Conflict and Contact: From John Donne’s “Dialogue of One” to T. S. Eliot’s Monologue


Creative Commons License

Albayrak G.

Celal Bayar Üniversitesi Sosyal Bilimler Dergisi, cilt.19, sa.3, ss.1-12, 2021 (Hakemli Dergi) identifier

Özet

This paper aims to read Donne’s certain love poems in conjunction with Eliot’s

“The Love Song of J. Alfred Prufrock”. Eliot believes English poetry composed

in the 17th century resonates with that of the 20th century. Therefore, this

article explores the similarities and differences between the metaphysical

poetry and the modernist poetry. This discussion is predicated upon the notion

of wholeness in Donne and the idea of fragmentation in Eliot. The exploration

of the themes of completion and disintegration initially focuses on the concept

of ecstasy, analyses how the boundary between the self and the other dissolves

and how the conventional dichotomy between the body and the spirit is

challenged. This article also deals with the notion of irony in terms of

fragmentation and compares the use of irony in Eliot’s poem with the

employment of metaphysical conceits based on binary oppositions in Donne’s

poems.
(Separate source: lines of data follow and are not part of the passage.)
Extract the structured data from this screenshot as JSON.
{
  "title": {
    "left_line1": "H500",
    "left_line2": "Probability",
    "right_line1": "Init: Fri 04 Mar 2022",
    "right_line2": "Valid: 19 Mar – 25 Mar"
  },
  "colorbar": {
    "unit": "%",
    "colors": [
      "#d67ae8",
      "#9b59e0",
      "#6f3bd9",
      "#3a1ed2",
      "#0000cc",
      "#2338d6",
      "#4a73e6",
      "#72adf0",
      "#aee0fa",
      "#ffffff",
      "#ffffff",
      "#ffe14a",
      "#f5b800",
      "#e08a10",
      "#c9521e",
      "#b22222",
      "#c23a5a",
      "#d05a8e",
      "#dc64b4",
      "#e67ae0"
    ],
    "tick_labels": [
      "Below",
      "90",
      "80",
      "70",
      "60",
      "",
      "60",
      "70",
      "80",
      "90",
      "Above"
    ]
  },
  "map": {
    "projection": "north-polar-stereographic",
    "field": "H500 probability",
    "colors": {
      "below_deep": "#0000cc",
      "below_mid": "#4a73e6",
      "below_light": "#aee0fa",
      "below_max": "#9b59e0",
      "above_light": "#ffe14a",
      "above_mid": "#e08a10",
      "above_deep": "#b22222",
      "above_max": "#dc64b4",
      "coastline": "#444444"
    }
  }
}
This study further concentrates on both poets with regards to the

sensuousness of language. It finally contrasts the unified sensibility of the

seventeenth-century poet with the dissociated sensibility of the twentieth-

century poet. This paper concludes Donne’s “dialogue of one” rests upon

conflict and contact whereas Eliot’s monologue does not lead to contact.